Moadamiya is just six kilometres south-west of Damascus, where food is still freely available, if more expensive than ever. But an increasingly strict blockade put in place by regime military and militia units has left Moadamiya a world away from the malls and markets in Maliki, Kafa Susa and Abu Rumaneh still used by Syria’s wealthy elites.

Grape vine leaves, stuffed with rice and meat and soaked in oil, are a traditional, much-loved meal in Syria. In Moadamiya, the vine leaves are being eaten without any filling, while the leaves from other trees, not usually considered food, are also being boiled and eaten.

“It’s a terrible situation, people are eating whatever they can grow, they eat any leaves off the trees,” said Abu Jafa, a leading opposition figure from Moadamiya, and one of a few hundred people still living in the district. “It’s getting worse, we are under an intensive attack from all sides and the regime isn’t letting anything in or out.”

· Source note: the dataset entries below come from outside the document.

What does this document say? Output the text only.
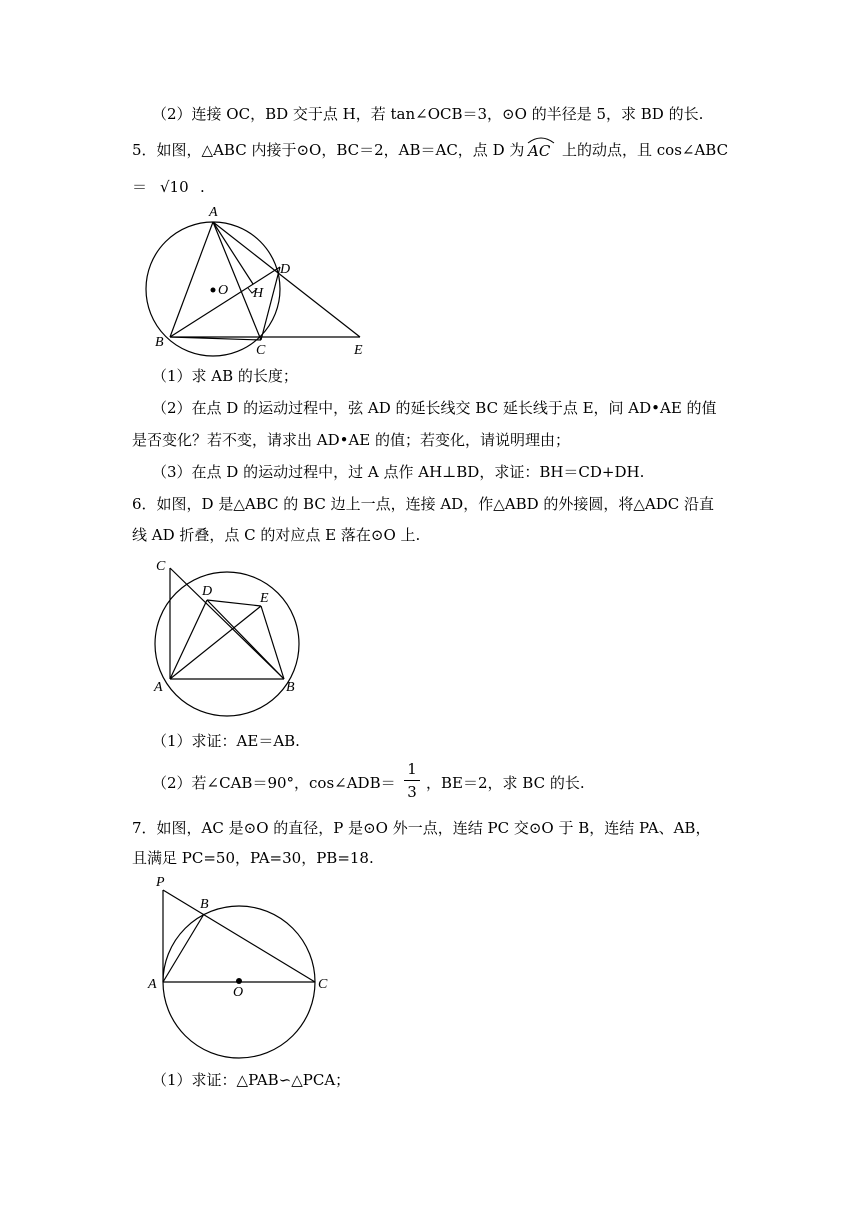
（2）连接 OC，BD 交于点 H，若 tan∠OCB＝3，⊙O 的半径是 5，求 BD 的长.
5．如图，△ABC 内接于⊙O，BC＝2，AB＝AC，点 D 为 AC 上的动点，且 cos∠ABC
＝ √10 .
A
B
C
D
E
H
O
（1）求 AB 的长度；
（2）在点 D 的运动过程中，弦 AD 的延长线交 BC 延长线于点 E，问 AD•AE 的值
是否变化？若不变，请求出 AD•AE 的值；若变化，请说明理由；
（3）在点 D 的运动过程中，过 A 点作 AH⊥BD，求证：BH＝CD+DH.
6．如图，D 是△ABC 的 BC 边上一点，连接 AD，作△ABD 的外接圆，将△ADC 沿直
线 AD 折叠，点 C 的对应点 E 落在⊙O 上.
C
D	E
A	B
（1）求证：AE＝AB.
（2）若∠CAB＝90°，cos∠ADB＝
1
3 ，BE＝2，求 BC 的长.
7．如图，AC 是⊙O 的直径，P 是⊙O 外一点，连结 PC 交⊙O 于 B，连结 PA、AB，
且满足 PC=50，PA=30，PB=18.
P
B
A
O
C
（1）求证：△PAB∽△PCA；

Sands reports that the United Nations World Food Programme has tried eight times since October to enter the area but, according to an official, were “either turned back, did not get approval, or came under fire”.

Journalists and aid agencies have been unable to enter Moadamiya for the past 10 months because of restrictions imposed by the Syrian regime.

Casualties

The Local Coordination Committees claim that 95 people were killed on Monday, including 22 in Damascus and its suburbs, 17 in Aleppo Province, 15 in Homs Province, and 13 in Daraa Province.

The Violations Documentation Center reports that 67,058 people have been slain since the start of the conflict in March 2011, an increase of 170 since Monday. Of these, 51,024 were civilians, a rise of 75 from yesterday.